Ronald J. Belczyk, DPM, AACFAS, Lee C. Rogers, DPM, and George Andros, MD

The diabetic ulcer, particularly involving the heel, remains a challenge for the foot surgeon. When these ulcers occur in the neuropathic patient with adequate circulation, the medial plantar artery flap can serve as a useful tool for the management of these defects.

   Heel ulcers are notoriously difficult to treat because of their late clinical presentation, which often involves large skin and soft tissue defects, extension to bone and insufficient local tissue for closure. Frequently, simpler treatment options have failed. In this presentation, the wounds have not responded to a trial of offloading or have healed with unstable scars and are now subject to recurrent ulceration due to being on a pressure bearing location.

   Full thickness soft tissue defects in this location can lead to exposure of deep structures including the plantar fascia, Achilles tendon or calcaneus. When left exposed for a period of time, these structures can become desiccated or infected. Since further delay results in worsening of the ulcer, the use of the medial plantar artery flap has become an interesting alternative over the last few years for soft tissue coverage of heel ulcerations.

   Although local flaps — such as the advancement, rotation and transposition flaps comprised of skin and subcutaneous tissue — can promote healing of smaller defects, larger ulcers such as those that occur in the heel are better treated with flaps of vascularized tissue comprised of muscle, subcutaneous tissue and skin. These are the pediculated fasciocutaneous or myocutaneous flaps such as the medial plantar artery flap.

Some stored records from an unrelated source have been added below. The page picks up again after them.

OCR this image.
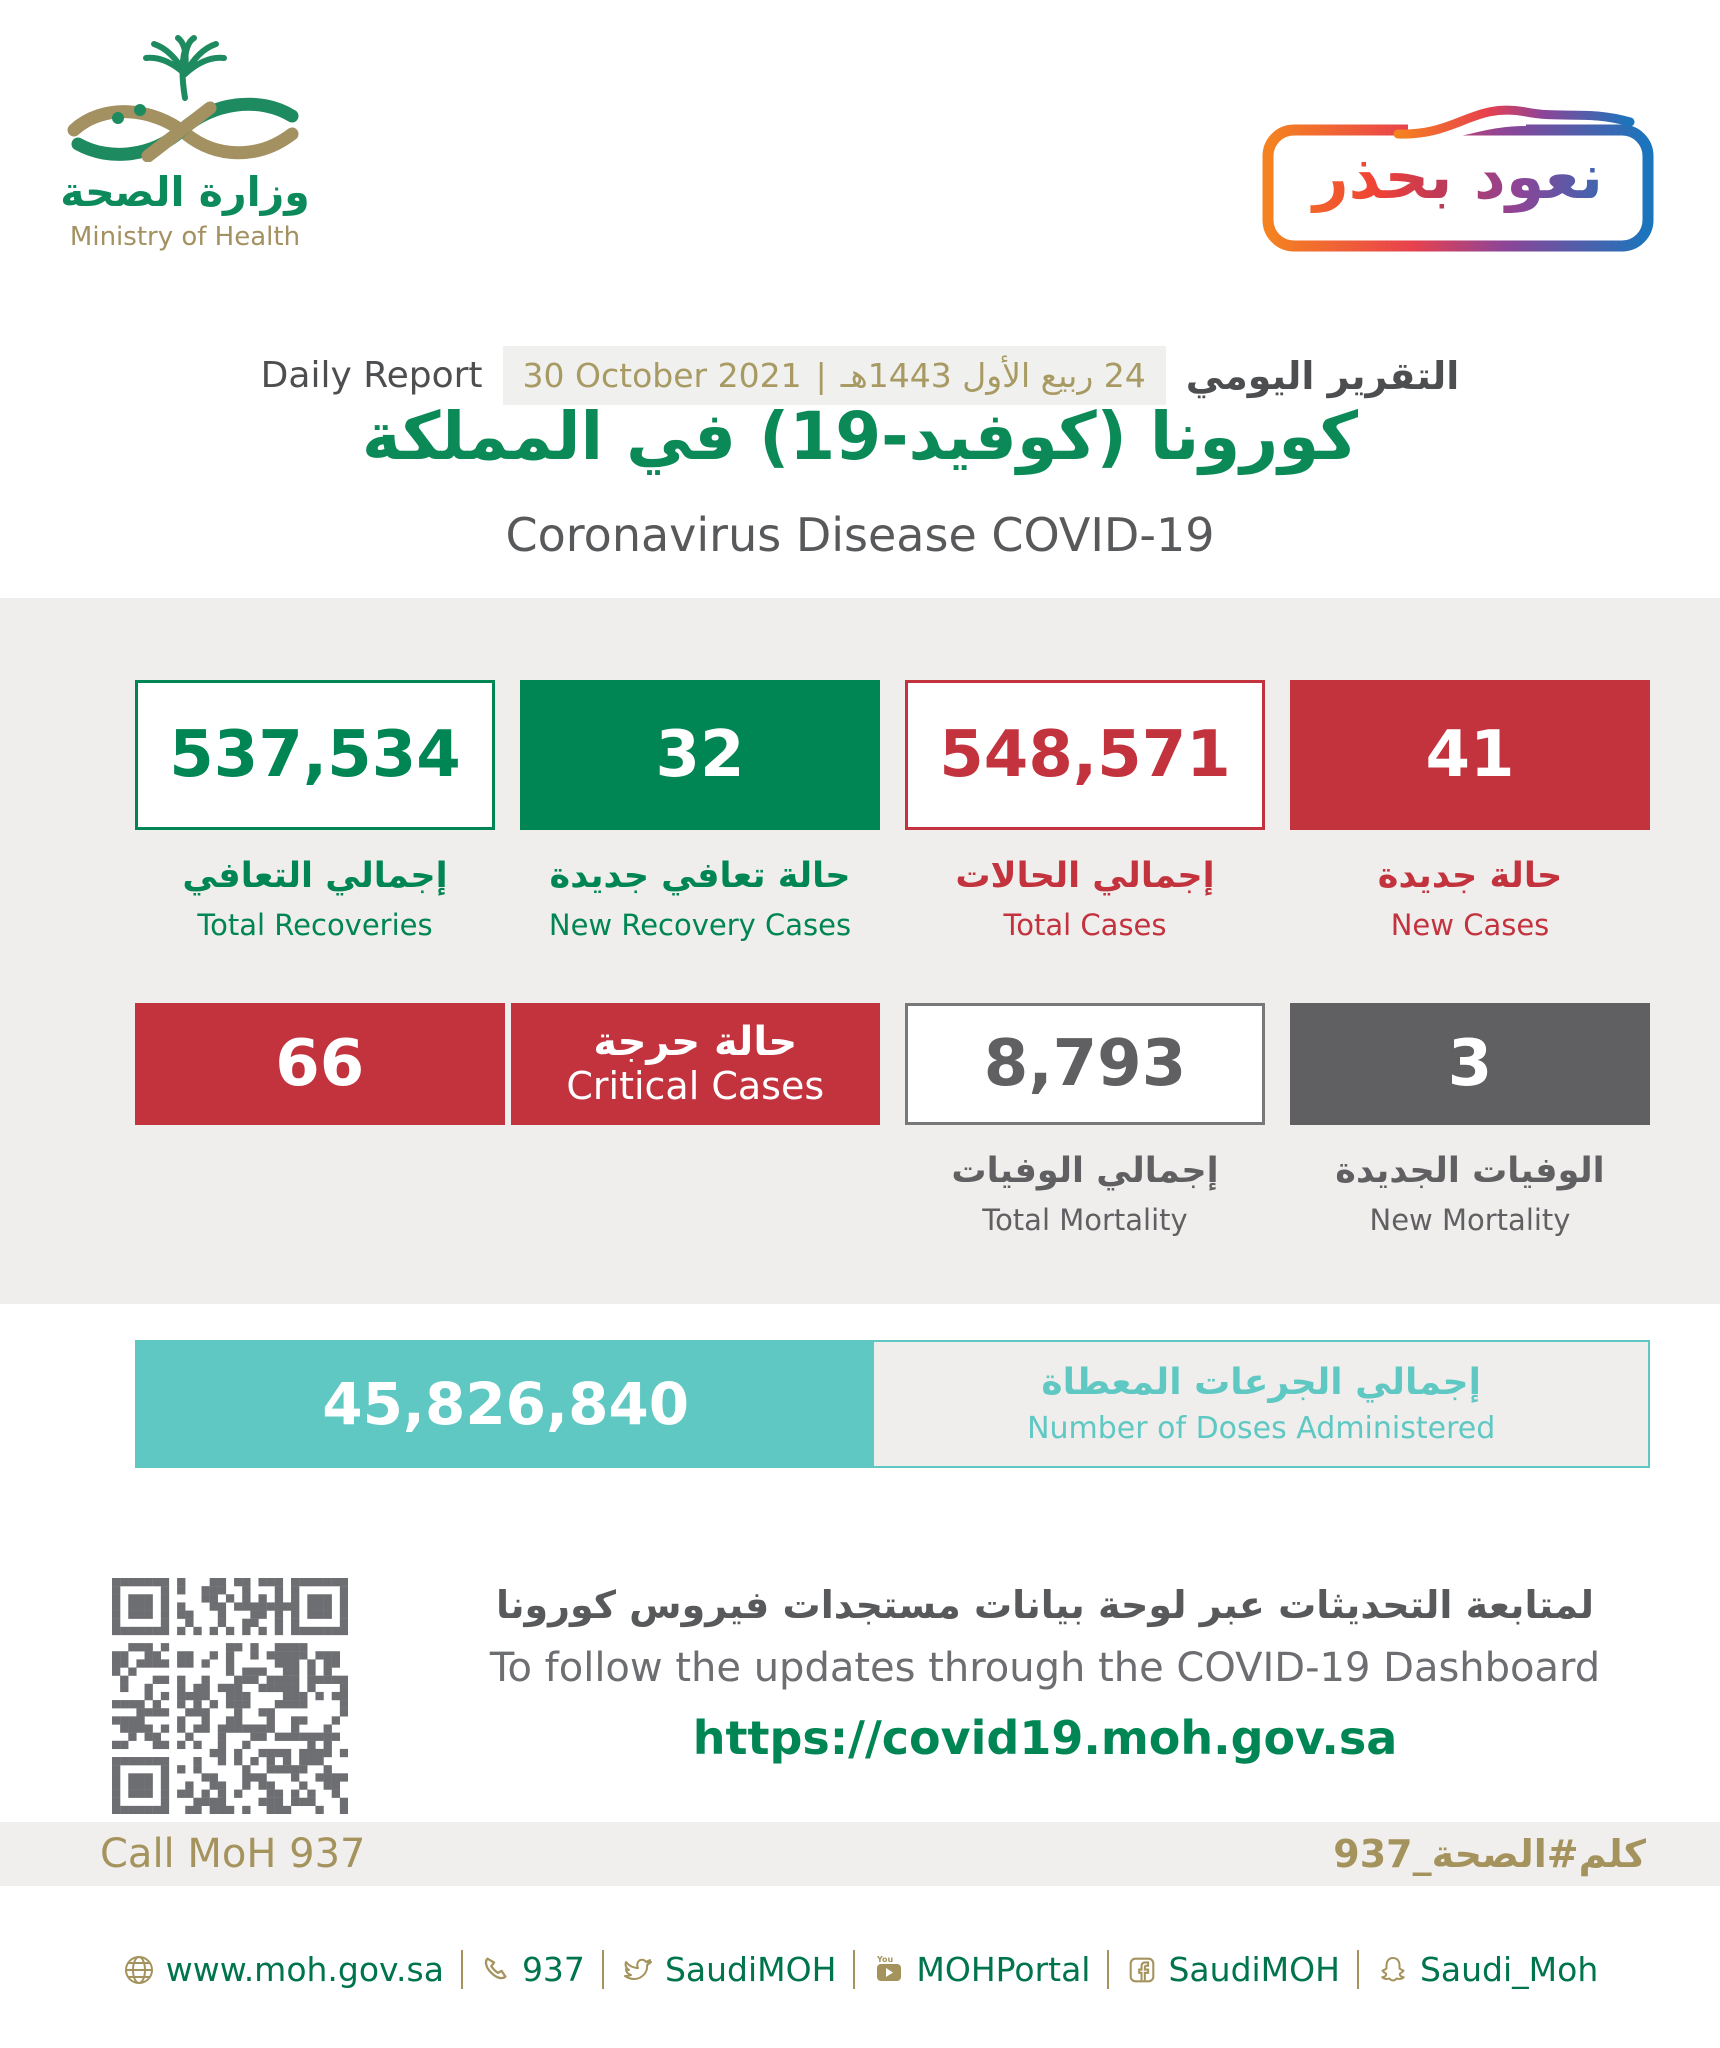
وزارة الصحة
Ministry of Health
نعود بحذر
Daily Report 30 October 2021 | 24 ربيع الأول 1443هـ التقرير اليومي
كورونا (كوفيد-19) في المملكة
Coronavirus Disease COVID-19
537,534
إجمالي التعافي
Total Recoveries
32
حالة تعافي جديدة
New Recovery Cases
548,571
إجمالي الحالات
Total Cases
41
حالة جديدة
New Cases
66	حالة حرجة
Critical Cases 8,793
إجمالي الوفيات
Total Mortality
3
الوفيات الجديدة
New Mortality
45,826,840	إجمالي الجرعات المعطاة
Number of Doses Administered
لمتابعة التحديثات عبر لوحة بيانات مستجدات فيروس كورونا
To follow the updates through the COVID-19 Dashboard
https://covid19.moh.gov.sa
Call MoH 937	كلم#الصحة_937
www.moh.gov.sa 937 SaudiMOH	You MOHPortal SaudiMOH Saudi_Moh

A Closer Look At The Advantages Of The Medial Plantar Artery Flap

As opposed to a local flap, the medial plantar artery flap has an anatomically recognizable arteriovenous system, which permits a greater arc of mobility, a longer length to width ratio and increased flap perfusion. Although there is increased risk to vascularity if the dissection is extensive, there is no need for microvascular anastomosis. The medial plantar artery flap is indicated for ulcers 3 cm or less in diameter around the perimeter of the heel.

   When the ulceration is greater than 3 cm and is located at the central aspect of the heel, then one can use an island medial plantar artery flap.1 This entails raising a flap from a pedicle devoid of skin and typically only consists of nutrient artery and vein. The medial plantar artery flap has increased mobility and can cover the posterior part of the weightbearing heel.2,3

   The vascularity of this flap is based on the medial branch of the plantar arterial system, which arises from the posterior tibial artery and its extension, the common plantar artery. The lateral plantar artery is part of the primary pedal arch, which connects to the dorsal circulation of the foot via the deep plantar artery into the dorsalis pedis artery.

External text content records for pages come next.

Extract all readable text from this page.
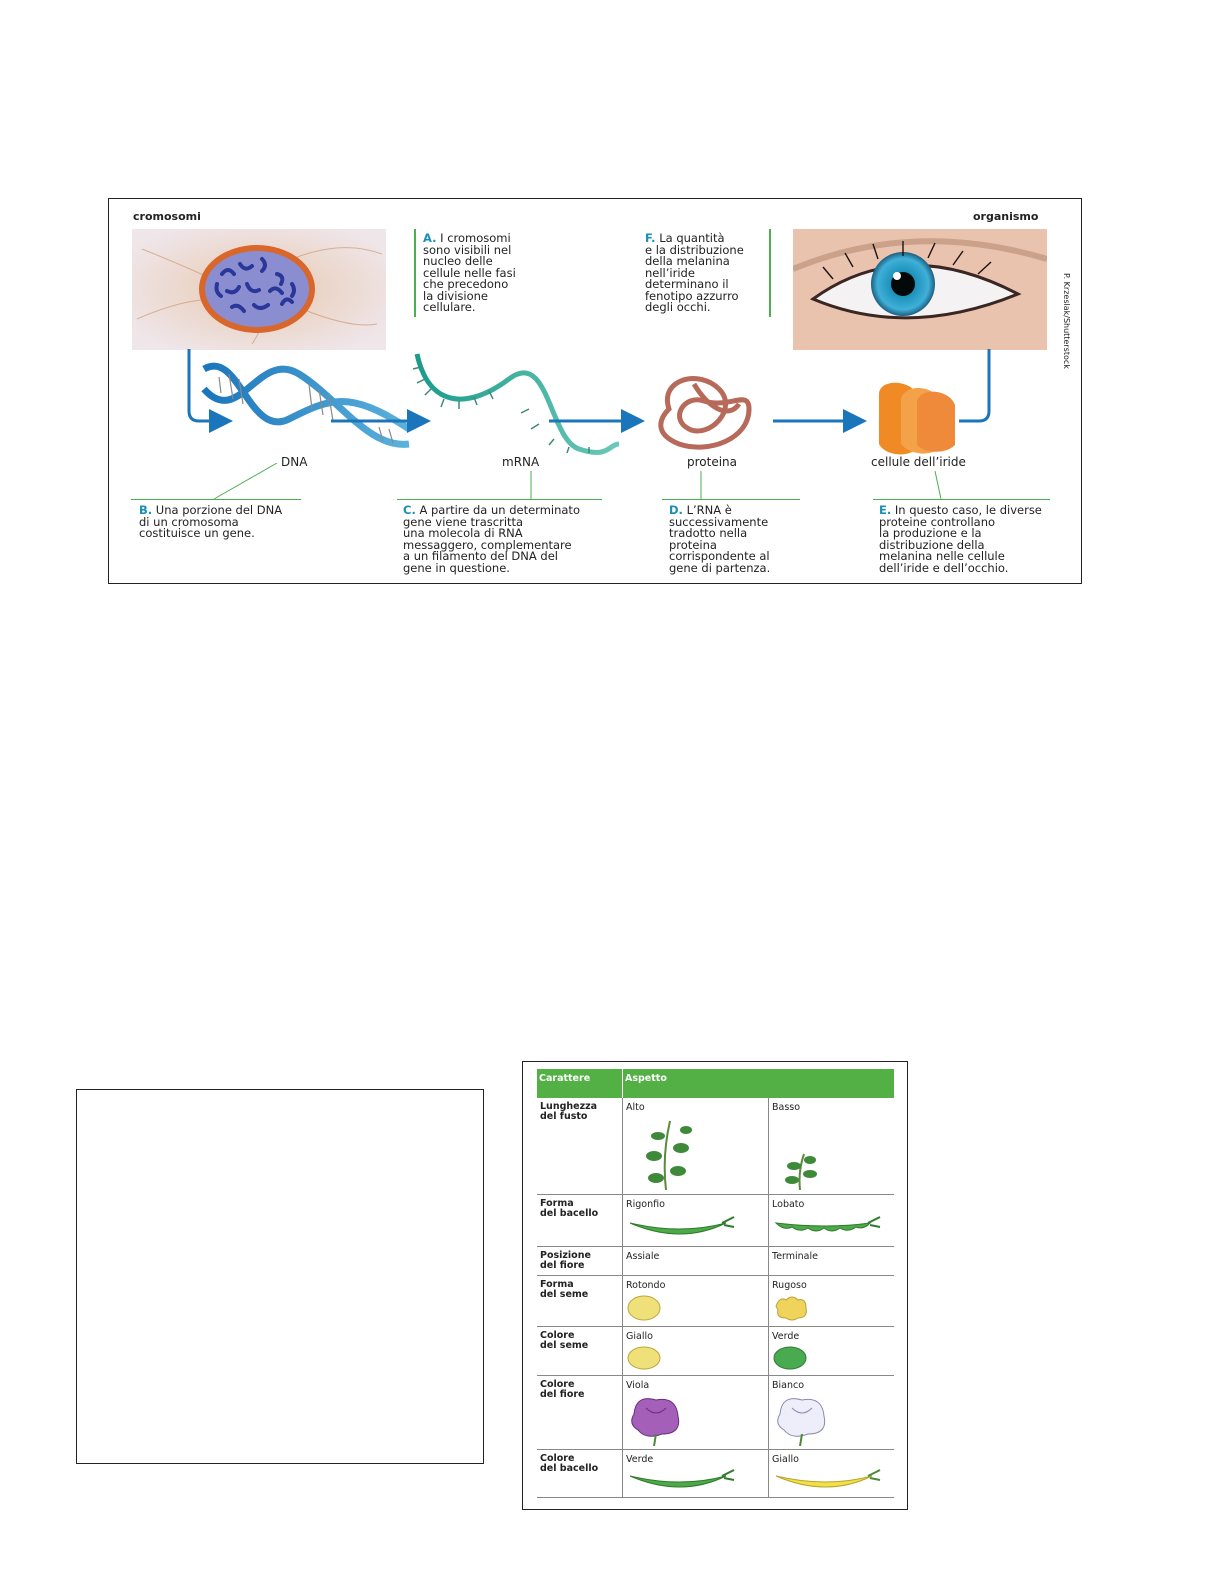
cromosomi	organismo
A. I cromosomi
sono visibili nel
nucleo delle
cellule nelle fasi
che precedono
la divisione
cellulare.
F. La quantità
e la distribuzione
della melanina
nell’iride
determinano il
fenotipo azzurro
degli occhi.	P. Krzeslak/Shutterstock
DNA	mRNA	proteina	cellule dell’iride
B. Una porzione del DNA
di un cromosoma
costituisce un gene.
C. A partire da un determinato
gene viene trascritta
una molecola di RNA
messaggero, complementare
a un filamento del DNA del
gene in questione.
D. L’RNA è
successivamente
tradotto nella
proteina
corrispondente al
gene di partenza.
E. In questo caso, le diverse
proteine controllano
la produzione e la
distribuzione della
melanina nelle cellule
dell’iride e dell’occhio.
Carattere	Aspetto	
Lunghezza
del fusto	Alto	Basso

Forma
del bacello	Rigonfio	Lobato

Posizione
del fiore	Assiale	Terminale
Forma
del seme	Rotondo	Rugoso

Colore
del seme	Giallo	Verde

Colore
del fiore	Viola	Bianco

Colore
del bacello	Verde	Giallo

   In contrast, the medial plantar artery is an end artery. The abductor hallucis muscle is associated with this artery and lies on the first metatarsal. One can harvest this muscle as a myocutaneous flap. After constructing this flap, either as a fasciocutaneous or myocutaneous flap, one can adapt it to the treatment of hindfoot defects.

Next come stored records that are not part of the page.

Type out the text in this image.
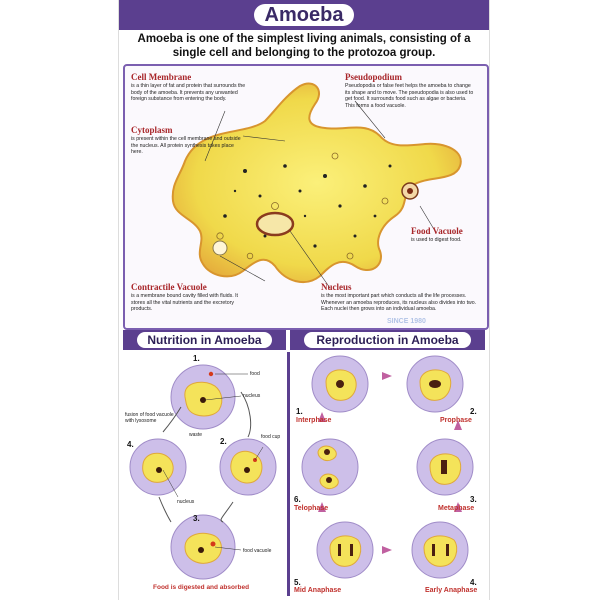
Amoeba
Amoeba is one of the simplest living animals, consisting of a single cell and belonging to the protozoa group.
Cell Membrane
is a thin layer of fat and protein that surrounds the body of the amoeba. It prevents any unwanted foreign substance from entering the body.
Cytoplasm
is present within the cell membrane and outside the nucleus. All protein synthesis takes place here.
Pseudopodium
Pseudopodia or false feet helps the amoeba to change its shape and to move. The pseudopodia is also used to get food. It surrounds food such as algae or bacteria. This forms a food vacuole.
Food Vacuole
is used to digest food.
Contractile Vacuole
is a membrane bound cavity filled with fluids. It stores all the vital nutrients and the excretory products.
Nucleus
is the most important part which conducts all the life processes. Whenever an amoeba reproduces, its nucleus also divides into two. Each nuclei then grows into an individual amoeba.
SINCE 1980
Nutrition in Amoeba	Reproduction in Amoeba
1.
2.
3.
4.
food
nucleus
food cup
fusion of food vacuole with lysosome
waste
nucleus
food vacuole
Food is digested and absorbed
1.
Interphase
2.
Prophase
3.
Metaphase
4.
Early Anaphase
5.
Mid Anaphase
6.
Telophase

   The use of this flap is part of an overall strategy for the management of complex heel ulcerations that require debridement, eradication of infection and adequate wound bed preparation. Once one has sufficiently prepared the ulceration, then the patient is ready for construction of the medial plantar artery flap.

   However, because of the variability of the flap, one should obtain a detailed angiogram prior to the procedure to confirm adequacy of both the dorsal and plantar circulation. Doing so helps to ensure the foot circulation will not be compromised with mobilization of the medial plantar artery. This commonly requires complex angiographic imaging with multiple views of the foot and selective arterial catheterization. Often, it is useful to supplement angiographic imaging with Doppler studies.